Dissolving the zombie argument

Update: Upon reflection, I’m not entirely satisfied with this post. I think I definitely managed to identify some of the confusion around these kinds of discussion, but a smaller proportion than I would have liked.

The Zombie argument (David Chalmer’s website, Stanford Encyclopedia of Philosophy) is one of the most famous arguments against materialism, so I’ll assume that you can find an explanation yourself if you aren’t already familiar with it.

I always find it fascinating when you have two sides that can’t seem to communicate with or understand one another. I think the root of the problem is that both sides have a different notion of what counts as a zombie. The Dualist Conception of consciousness involves qualia, so their conception of a philosophical zombie is an entity that lacks qualia. This is a notoriously hard term to define—some would say because it is meaningless—but all that matters here is that they have a stricter conception of consciousness that the Materialist. The Materialist Conception of consciousness involves certain information processing taking place, so a Materialist Conception of a zombie would involve these processes taking place, but also not taking place, which would be a contradiction.
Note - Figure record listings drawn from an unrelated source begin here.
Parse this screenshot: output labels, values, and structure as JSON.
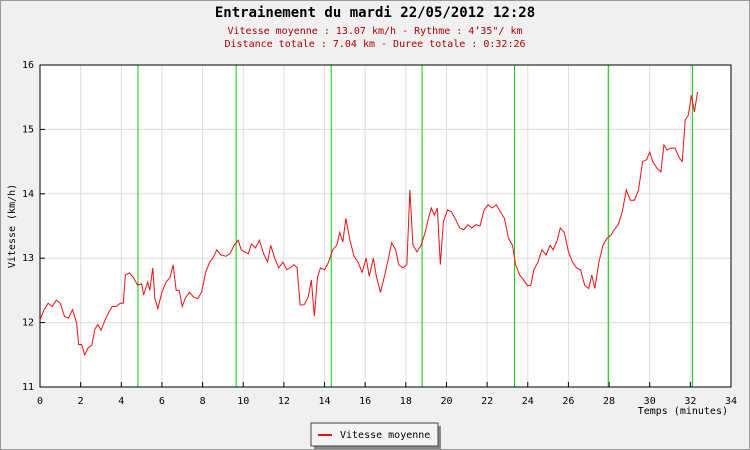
{
  "chart_data": {
    "type": "line",
    "title": "Entrainement du mardi 22/05/2012 12:28",
    "subtitle": [
      "Vitesse moyenne : 13.07 km/h - Rythme : 4’35\"/ km",
      "Distance totale : 7.04 km - Duree totale : 0:32:26"
    ],
    "xlabel": "Temps (minutes)",
    "ylabel": "Vitesse (km/h)",
    "xlim": [
      0,
      34
    ],
    "ylim": [
      11,
      16
    ],
    "xticks": [
      0,
      2,
      4,
      6,
      8,
      10,
      12,
      14,
      16,
      18,
      20,
      22,
      24,
      26,
      28,
      30,
      32,
      34
    ],
    "yticks": [
      11,
      12,
      13,
      14,
      15,
      16
    ],
    "grid": true,
    "legend": "bottom",
    "markers": {
      "color": "#00cc00",
      "x": [
        4.82,
        9.65,
        14.33,
        18.8,
        23.35,
        27.96,
        32.1
      ]
    },
    "x": [
      0,
      0.2,
      0.4,
      0.6,
      0.8,
      1.0,
      1.2,
      1.4,
      1.6,
      1.8,
      1.9,
      2.05,
      2.2,
      2.35,
      2.55,
      2.7,
      2.85,
      3.0,
      3.2,
      3.4,
      3.55,
      3.75,
      3.95,
      4.1,
      4.2,
      4.4,
      4.6,
      4.8,
      5.0,
      5.1,
      5.3,
      5.4,
      5.55,
      5.65,
      5.8,
      6.0,
      6.2,
      6.4,
      6.55,
      6.7,
      6.85,
      7.0,
      7.15,
      7.35,
      7.55,
      7.75,
      7.95,
      8.15,
      8.35,
      8.5,
      8.7,
      8.9,
      9.15,
      9.35,
      9.55,
      9.75,
      9.9,
      10.05,
      10.25,
      10.4,
      10.6,
      10.8,
      11.0,
      11.2,
      11.35,
      11.55,
      11.75,
      11.95,
      12.15,
      12.3,
      12.5,
      12.65,
      12.8,
      13.0,
      13.2,
      13.35,
      13.5,
      13.65,
      13.8,
      14.0,
      14.2,
      14.4,
      14.6,
      14.75,
      14.9,
      15.05,
      15.25,
      15.45,
      15.65,
      15.85,
      16.05,
      16.2,
      16.4,
      16.55,
      16.75,
      16.95,
      17.15,
      17.3,
      17.5,
      17.65,
      17.85,
      18.05,
      18.2,
      18.35,
      18.55,
      18.75,
      18.95,
      19.1,
      19.25,
      19.4,
      19.55,
      19.7,
      19.85,
      20.05,
      20.25,
      20.45,
      20.65,
      20.85,
      21.05,
      21.25,
      21.45,
      21.65,
      21.85,
      22.05,
      22.25,
      22.45,
      22.65,
      22.85,
      23.05,
      23.25,
      23.4,
      23.6,
      23.8,
      24.0,
      24.15,
      24.3,
      24.5,
      24.7,
      24.9,
      25.1,
      25.25,
      25.45,
      25.6,
      25.8,
      26.0,
      26.2,
      26.4,
      26.6,
      26.8,
      27.0,
      27.15,
      27.3,
      27.5,
      27.7,
      27.9,
      28.1,
      28.25,
      28.45,
      28.65,
      28.85,
      29.05,
      29.25,
      29.45,
      29.65,
      29.85,
      30.0,
      30.15,
      30.35,
      30.55,
      30.7,
      30.85,
      31.05,
      31.25,
      31.45,
      31.6,
      31.75,
      31.9,
      32.05,
      32.2,
      32.35
    ],
    "series": [
      {
        "name": "Vitesse moyenne",
        "color": "#ee1111",
        "values": [
          12.04,
          12.2,
          12.3,
          12.25,
          12.35,
          12.3,
          12.1,
          12.07,
          12.2,
          12.0,
          11.66,
          11.66,
          11.5,
          11.6,
          11.65,
          11.9,
          11.97,
          11.88,
          12.04,
          12.17,
          12.25,
          12.25,
          12.3,
          12.3,
          12.74,
          12.77,
          12.7,
          12.58,
          12.6,
          12.43,
          12.63,
          12.5,
          12.85,
          12.38,
          12.22,
          12.47,
          12.63,
          12.7,
          12.9,
          12.5,
          12.5,
          12.25,
          12.38,
          12.47,
          12.4,
          12.37,
          12.47,
          12.78,
          12.94,
          13.0,
          13.13,
          13.05,
          13.03,
          13.07,
          13.2,
          13.28,
          13.13,
          13.1,
          13.07,
          13.22,
          13.16,
          13.28,
          13.07,
          12.94,
          13.2,
          13.0,
          12.85,
          12.94,
          12.82,
          12.85,
          12.9,
          12.85,
          12.27,
          12.28,
          12.4,
          12.66,
          12.1,
          12.7,
          12.85,
          12.82,
          12.94,
          13.13,
          13.2,
          13.4,
          13.25,
          13.62,
          13.28,
          13.03,
          12.94,
          12.78,
          13.0,
          12.72,
          13.0,
          12.72,
          12.47,
          12.72,
          13.0,
          13.24,
          13.13,
          12.9,
          12.85,
          12.9,
          14.06,
          13.2,
          13.1,
          13.2,
          13.4,
          13.6,
          13.78,
          13.67,
          13.78,
          12.9,
          13.57,
          13.75,
          13.72,
          13.6,
          13.47,
          13.44,
          13.52,
          13.47,
          13.52,
          13.5,
          13.75,
          13.83,
          13.78,
          13.83,
          13.72,
          13.62,
          13.31,
          13.2,
          12.9,
          12.74,
          12.66,
          12.57,
          12.58,
          12.82,
          12.94,
          13.13,
          13.05,
          13.2,
          13.13,
          13.28,
          13.47,
          13.4,
          13.1,
          12.94,
          12.85,
          12.82,
          12.58,
          12.53,
          12.74,
          12.53,
          12.94,
          13.2,
          13.31,
          13.36,
          13.44,
          13.52,
          13.72,
          14.06,
          13.9,
          13.9,
          14.06,
          14.5,
          14.53,
          14.65,
          14.5,
          14.4,
          14.34,
          14.76,
          14.68,
          14.71,
          14.71,
          14.56,
          14.5,
          15.15,
          15.22,
          15.53,
          15.27,
          15.58
        ]
      }
    ]
  }
}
Here’s the confusion. If a someone were to claim that humans don’t fit the Dualist Conception of a zombie and that Materialism is true, they’d be contradicting themselves, because Dualists have a wide conception of what counts as a zombie that all entities in a Materialist world would fit this definition. On the other hand, if someone were to claim that that Materialist Conception of a zombie were logically possible, which is merely to claim that they can posit this without contradiction, they would be mistaken since Materialist’s have such a narrow conception of what would count as a zombie that this class is an empty set.
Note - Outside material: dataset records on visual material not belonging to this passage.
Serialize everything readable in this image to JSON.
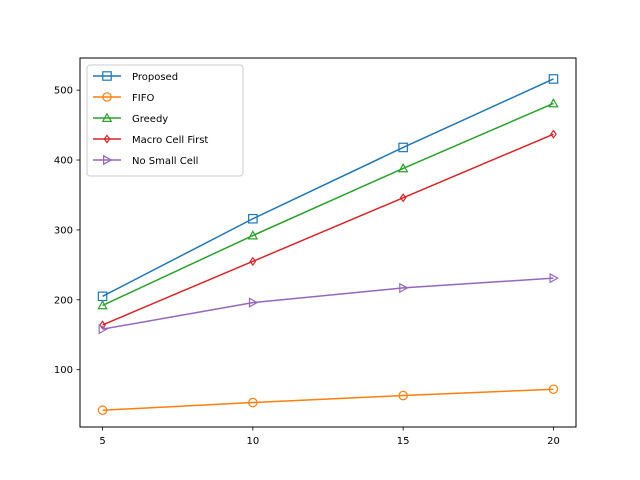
{
  "chart_data": {
    "type": "line",
    "title": "",
    "xlabel": "",
    "ylabel": "",
    "x": [
      5,
      10,
      15,
      20
    ],
    "xlim": [
      4.25,
      20.75
    ],
    "ylim": [
      18,
      546
    ],
    "xticks": [
      5,
      10,
      15,
      20
    ],
    "yticks": [
      100,
      200,
      300,
      400,
      500
    ],
    "grid": false,
    "legend_position": "top-left",
    "series": [
      {
        "name": "Proposed",
        "color": "#1f77b4",
        "marker": "square",
        "values": [
          205,
          316,
          418,
          516
        ]
      },
      {
        "name": "FIFO",
        "color": "#ff7f0e",
        "marker": "circle",
        "values": [
          42,
          53,
          63,
          72
        ]
      },
      {
        "name": "Greedy",
        "color": "#2ca02c",
        "marker": "triangle-up",
        "values": [
          192,
          292,
          388,
          481
        ]
      },
      {
        "name": "Macro Cell First",
        "color": "#d62728",
        "marker": "diamond",
        "values": [
          164,
          255,
          346,
          437
        ]
      },
      {
        "name": "No Small Cell",
        "color": "#9467bd",
        "marker": "triangle-right",
        "values": [
          158,
          196,
          217,
          231
        ]
      }
    ]
  }
}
Once the definition of what counts as a zombie has been fixed, so too has the outcome of the argument. And this is really contingent on what counts as consciousness, so the Zombie argument isn’t actually where the fundamental difference lies. This isn’t a mere linguistic difference, it’s a question of what natural structures exist that cry out to be given a label. Or as Richard Kennaway might frame it, an attempt to understand the nature of a phenomenon which we already have some experience with, without foreclosing the possibility that we might end up tossing away the concept if we find it confused.

One last clarification: many people find this argument persuasive. In so far as this is the case, it’s usually because they had an inconsistency in their thoughts. For example, perhaps they identified as materialists, without thinking through exactly what a materialist view of consciousness would entail, and when they realised this, they discovered it was something that they didn’t endorse.